Some work places are just so toxic. When my unit was deployed to Iraq, we inherited work and living space from the unhappiest, most dysfunctional Army unit I have ever come into contact with. The living space was filthy. They never cleaned it up. The members of this unit, some 50 persons, had filed about a dozen Congressional complaints. Dozens of Article 15’s had been processed. IG investigations were common. And, their work was the worst. They accomplished nothing in their 12 months in Iraq. Work place atmosphere matters. We see a pretty bad place in Congressman Farenthold’s office.

One former Communications Director says he often vomited on the way to work. Rep. Farenthold was abusive and degrading. Just before Michael Rekola left for two weeks to get married, Mr. Farenthold called out to him, “Better have your fiancee blow you before she walks down the aisle – it will be the last time.” He then joked about whether his wife would wear white at the wedding. When Mr. Rekola returned from his two week vacation, he turned in his resignation.

Mr. Rekola explains that Congressman Farenthold was often abusive, with screaming fits of rage, fists pounding on the desk. He often referred to aides as f***tards. Congressman Farenthold admits to using the term f***tards regarding employee, but says he meant it in jest. See CNN news report.

When my buddies and I replaced that Civil Affairs unit in Iraq in 2005, we met with and worked with our predecessors for two weeks. We got to know some of them. Some few officers and NCO’s hated their work environment. I will never forget their dismay, their disgust at the low quality of work they had to endure for 12 months. Congressman Farenthold was not in Iraq. But, he apparently knows something about low quality of work.

There are some places a woman should not work. Places that are so offensive, most women would not survive long enough to make the job worthwhile. A Congressman’s office should not be one of those places. Yet, Congressman Farenthold’s office has been very disrespectful toward women. Laurene Greene field her lawsuit against the Congressman in 2014. When she filed her suit against the Mr. Farenthold, she accused him of suggesting she participate in threesome with the Congressman and a female lobbyist. In response to the accusation, Mr. Farenthold simply replied the third person was not a lobbyist. Rep. Farenthold had an explosive temper. he would loudly sweep his arm across his desk when angry.
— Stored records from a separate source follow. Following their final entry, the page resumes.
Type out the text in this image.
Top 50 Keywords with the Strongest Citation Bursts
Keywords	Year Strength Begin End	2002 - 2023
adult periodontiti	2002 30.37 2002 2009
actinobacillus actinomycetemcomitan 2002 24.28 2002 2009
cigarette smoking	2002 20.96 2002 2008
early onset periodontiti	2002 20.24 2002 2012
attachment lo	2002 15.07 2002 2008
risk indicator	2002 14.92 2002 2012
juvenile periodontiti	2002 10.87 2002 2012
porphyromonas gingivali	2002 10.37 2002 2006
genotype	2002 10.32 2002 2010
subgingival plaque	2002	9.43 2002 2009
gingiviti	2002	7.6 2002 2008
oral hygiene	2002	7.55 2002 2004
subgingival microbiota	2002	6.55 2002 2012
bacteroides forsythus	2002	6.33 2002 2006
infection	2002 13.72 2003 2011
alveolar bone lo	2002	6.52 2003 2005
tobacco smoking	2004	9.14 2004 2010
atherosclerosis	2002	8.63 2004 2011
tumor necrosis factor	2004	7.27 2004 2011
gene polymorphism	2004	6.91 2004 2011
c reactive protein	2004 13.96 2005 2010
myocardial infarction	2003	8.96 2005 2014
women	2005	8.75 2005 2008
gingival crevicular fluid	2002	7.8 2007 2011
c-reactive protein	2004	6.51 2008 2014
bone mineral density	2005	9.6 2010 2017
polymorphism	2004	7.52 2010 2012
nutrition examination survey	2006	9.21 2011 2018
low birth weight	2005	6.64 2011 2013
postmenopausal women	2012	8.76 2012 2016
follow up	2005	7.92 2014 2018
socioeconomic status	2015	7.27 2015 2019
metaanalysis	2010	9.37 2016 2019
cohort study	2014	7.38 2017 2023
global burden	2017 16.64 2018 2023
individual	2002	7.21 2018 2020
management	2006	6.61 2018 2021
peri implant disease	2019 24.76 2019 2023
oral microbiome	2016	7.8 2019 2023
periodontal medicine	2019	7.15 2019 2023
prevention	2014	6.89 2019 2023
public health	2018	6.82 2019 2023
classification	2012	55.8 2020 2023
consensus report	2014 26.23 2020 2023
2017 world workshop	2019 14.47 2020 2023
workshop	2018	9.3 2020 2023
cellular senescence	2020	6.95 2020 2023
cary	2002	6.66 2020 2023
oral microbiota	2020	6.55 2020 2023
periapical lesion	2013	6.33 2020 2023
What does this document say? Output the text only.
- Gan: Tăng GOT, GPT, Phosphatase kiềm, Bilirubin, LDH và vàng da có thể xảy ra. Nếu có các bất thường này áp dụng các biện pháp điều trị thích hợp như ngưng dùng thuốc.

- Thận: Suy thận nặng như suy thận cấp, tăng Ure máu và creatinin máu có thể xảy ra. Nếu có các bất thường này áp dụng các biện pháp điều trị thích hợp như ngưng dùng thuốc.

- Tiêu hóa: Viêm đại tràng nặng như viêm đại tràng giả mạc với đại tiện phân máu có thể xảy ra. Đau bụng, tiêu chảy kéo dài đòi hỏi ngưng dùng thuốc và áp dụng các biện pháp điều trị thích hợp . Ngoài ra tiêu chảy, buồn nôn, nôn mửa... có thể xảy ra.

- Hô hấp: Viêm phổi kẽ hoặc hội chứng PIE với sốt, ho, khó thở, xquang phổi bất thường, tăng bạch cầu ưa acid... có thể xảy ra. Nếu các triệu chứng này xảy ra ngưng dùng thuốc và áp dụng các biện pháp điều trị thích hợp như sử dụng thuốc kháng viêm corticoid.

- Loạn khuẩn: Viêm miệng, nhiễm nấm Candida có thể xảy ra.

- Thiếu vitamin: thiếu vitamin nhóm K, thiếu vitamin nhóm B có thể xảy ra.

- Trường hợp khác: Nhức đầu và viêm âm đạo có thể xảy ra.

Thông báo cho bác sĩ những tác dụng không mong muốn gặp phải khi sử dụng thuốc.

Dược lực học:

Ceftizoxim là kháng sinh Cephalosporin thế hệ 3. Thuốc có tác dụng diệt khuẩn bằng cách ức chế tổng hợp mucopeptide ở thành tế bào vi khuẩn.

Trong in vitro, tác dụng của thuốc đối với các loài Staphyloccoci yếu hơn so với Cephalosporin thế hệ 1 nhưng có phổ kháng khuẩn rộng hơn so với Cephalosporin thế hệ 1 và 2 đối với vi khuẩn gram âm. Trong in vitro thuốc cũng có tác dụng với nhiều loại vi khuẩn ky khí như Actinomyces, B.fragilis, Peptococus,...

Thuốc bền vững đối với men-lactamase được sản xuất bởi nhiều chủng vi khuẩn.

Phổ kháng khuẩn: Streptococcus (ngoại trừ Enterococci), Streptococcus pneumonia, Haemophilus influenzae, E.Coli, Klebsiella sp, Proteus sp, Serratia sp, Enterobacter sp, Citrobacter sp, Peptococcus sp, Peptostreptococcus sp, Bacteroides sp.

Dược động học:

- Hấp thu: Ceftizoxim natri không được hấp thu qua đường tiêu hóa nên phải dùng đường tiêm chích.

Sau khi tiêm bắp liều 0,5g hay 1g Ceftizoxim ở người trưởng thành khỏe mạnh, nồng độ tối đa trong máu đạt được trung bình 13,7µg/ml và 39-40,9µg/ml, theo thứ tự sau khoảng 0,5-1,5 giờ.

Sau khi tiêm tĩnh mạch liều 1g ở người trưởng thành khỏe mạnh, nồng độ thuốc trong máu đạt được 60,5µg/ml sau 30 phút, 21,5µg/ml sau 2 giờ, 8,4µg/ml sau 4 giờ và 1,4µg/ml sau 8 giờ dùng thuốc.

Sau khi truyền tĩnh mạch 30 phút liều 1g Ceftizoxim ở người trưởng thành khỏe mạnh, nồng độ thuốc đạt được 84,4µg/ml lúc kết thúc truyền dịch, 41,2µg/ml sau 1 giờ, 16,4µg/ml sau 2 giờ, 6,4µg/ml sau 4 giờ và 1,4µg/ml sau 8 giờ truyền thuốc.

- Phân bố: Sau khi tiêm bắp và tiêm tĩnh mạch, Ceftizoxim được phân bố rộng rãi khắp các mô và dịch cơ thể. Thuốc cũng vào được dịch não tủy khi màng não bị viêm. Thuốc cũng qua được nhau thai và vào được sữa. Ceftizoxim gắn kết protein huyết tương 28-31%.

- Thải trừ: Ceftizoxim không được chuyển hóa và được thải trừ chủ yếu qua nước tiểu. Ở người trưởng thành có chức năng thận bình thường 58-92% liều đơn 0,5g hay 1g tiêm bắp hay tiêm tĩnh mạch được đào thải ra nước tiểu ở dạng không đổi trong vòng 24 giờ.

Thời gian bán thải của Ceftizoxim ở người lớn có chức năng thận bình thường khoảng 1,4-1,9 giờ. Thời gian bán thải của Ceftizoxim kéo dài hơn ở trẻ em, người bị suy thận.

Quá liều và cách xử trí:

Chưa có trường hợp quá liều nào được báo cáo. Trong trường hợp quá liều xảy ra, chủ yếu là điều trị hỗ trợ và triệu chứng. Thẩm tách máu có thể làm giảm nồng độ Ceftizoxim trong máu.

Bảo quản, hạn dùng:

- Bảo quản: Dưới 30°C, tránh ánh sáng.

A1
The office refrigerator was filled with beer. Happy hour would begin at 4:30, “beer-thirty,” said his aides. Male and female aides would discuss strip clubs. The female aides would discuss who had sent them pictures of their genitals that day. Talk about female reporter’s breast sizes were common. The talk was lewd, angry at times or simply rude. Congressman Farenthold lead the way in the discussions. The Congressman would often drink to excess. When he would attend government functions, staff would have to accompany him on “redhead patrol,” to keep him out of trouble. He told another aide that he was having sexual fantasies about Ms. Greene. Lauren Greene was then another aide. She complained and was soon afterward fired. See New York Times report.

Prior to becoming a Congressman in 2010, Rep. Farenthold had been a conservative radio talk show host. He would also buy domain names and re-sell them. In 2014, the same year as Ms. Greene’s lawsuit, he sold a domain that included a sexually explicit act in the name. He was photographed at a party wearing a duck print costume standing next to scantily clad women.

Yes, that is a good example of how not to run professional office, that respects the rights of female workers.